Editorial Comment: Africa visa-free regime, pros and cons

ONE of the goals of the founding fathers of the Organisation of African Unity was precisely that, to foster unity, continental integration and bringing independent Africans closer together.

More than half a century later, we don’t have a United States of Africa. Movement of people between African states is still restricted, and so is intra-state trade.

A recent Africa Tourism Monitor report indicates that while the continent has 15 percent of the global population, it gets a mere 3 percent of the world’s tourism receipts and 5 percent of tourist arrivals. Much of this is blamed on visa restrictions, described as one of the most important migration formalities hindering international tourism.

The question is: should Africa bring down the visa walls? What are the potential risks? It is a subject for a huge debate.

The African Development Bank’s Africa Visa Openness Report of 2016 recently launched highlights the challenges to movement posed by the requirements for visas between states. An African can travel to only 20 percent of African countries without a visa.

More alarming is the obvious gap between wish and reality at policy level: The African Union plans to introduce an African passport and abolish visa requirements for all African citizens in all African countries by 2018.

That’s a brief two years away, evidently a goal impossible.

But what are the push factors?

They go well beyond the euphoria of the founding fathers of independent Africa. There are economic benefits. Advocates of loose border requirements say the free movement of people will promote employment by allowing those with skills to easily cross borders to find opportunities. That should undercut the costs of expatriates from Europe and the United States of America.

It is also argued that the free movement of people and goods should promote trade across regional blocs of the continent as envisaged under the Free Trade Area. In other words, Africans should focus their primary efforts on intra-state trade rather than fighting for highly competitive markets in Europe and America.

Removing visa requirements, it is further argued, will improve ease of doing business across borders, thus allowing entrepreneurs to establish enterprises in neighbouring states. This should create employment opportunities and stop the surging flood of unemployed youth trying to make the perilous journey across the Mediterranean Sea into Europe.

Most important is the Schengen Area Model in Europe where a single visa allows one free passage to 26 states. Coupled with easy links through air, rail and road transport, the Schengen visa has made Europe the biggest destination for tourists in the world. The question is whether Africa could reap similar benefits with fewer visa requirements for its 54 states and close to a billion people.

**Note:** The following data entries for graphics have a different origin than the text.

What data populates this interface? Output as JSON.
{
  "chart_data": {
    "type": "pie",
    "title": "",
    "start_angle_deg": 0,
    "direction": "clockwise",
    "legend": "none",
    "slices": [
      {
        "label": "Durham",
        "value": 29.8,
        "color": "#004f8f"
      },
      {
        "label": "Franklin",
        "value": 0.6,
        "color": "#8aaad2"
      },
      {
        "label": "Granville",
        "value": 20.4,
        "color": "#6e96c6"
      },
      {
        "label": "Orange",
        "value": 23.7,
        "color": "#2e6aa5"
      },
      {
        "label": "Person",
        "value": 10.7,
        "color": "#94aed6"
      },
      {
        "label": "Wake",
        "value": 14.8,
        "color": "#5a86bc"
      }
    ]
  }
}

Unfortunately, there are a lot of negatives as well, the first obviously being the wide disparities in economic development between individual states. It is feared removing visa requirements could lead to a one-way flow of migrants to countries perceived to offer more opportunities.

The result could be the occasional Afrophobic flare-ups as recently experienced in South Africa.

Lately, there have been problems of terrorism, human and drug trafficking and criminal syndicates.

Terrorism has not been much of a headache for now, especially in sub-Saharan Africa. But there are fears that removing visa restrictions could be the catalyst needed for easy infiltration by terror gangs and shipment ofarms.

Moreover, it is no secret that most African countries don’t have the sophisticated technologies to detect the movement of illicit drugs which are slowly finding their way into the region.Even much closer to home, last week there were reports of 200 Zimbabwean women stranded in Kuwait, after they were caught in a human trafficking dragnet with promises of lucrative employment opportunities when, in fact, they were being recruited for purposes of prostitution.

Lowering visa restrictions could likely see an exponential growth in such crime syndicates, possibly involving violence as people of questionable backgrounds and characters freely criss-cross borders. But we believe at the end of the day Africa is stronger with its people interacting more easily and with greater intra-trade.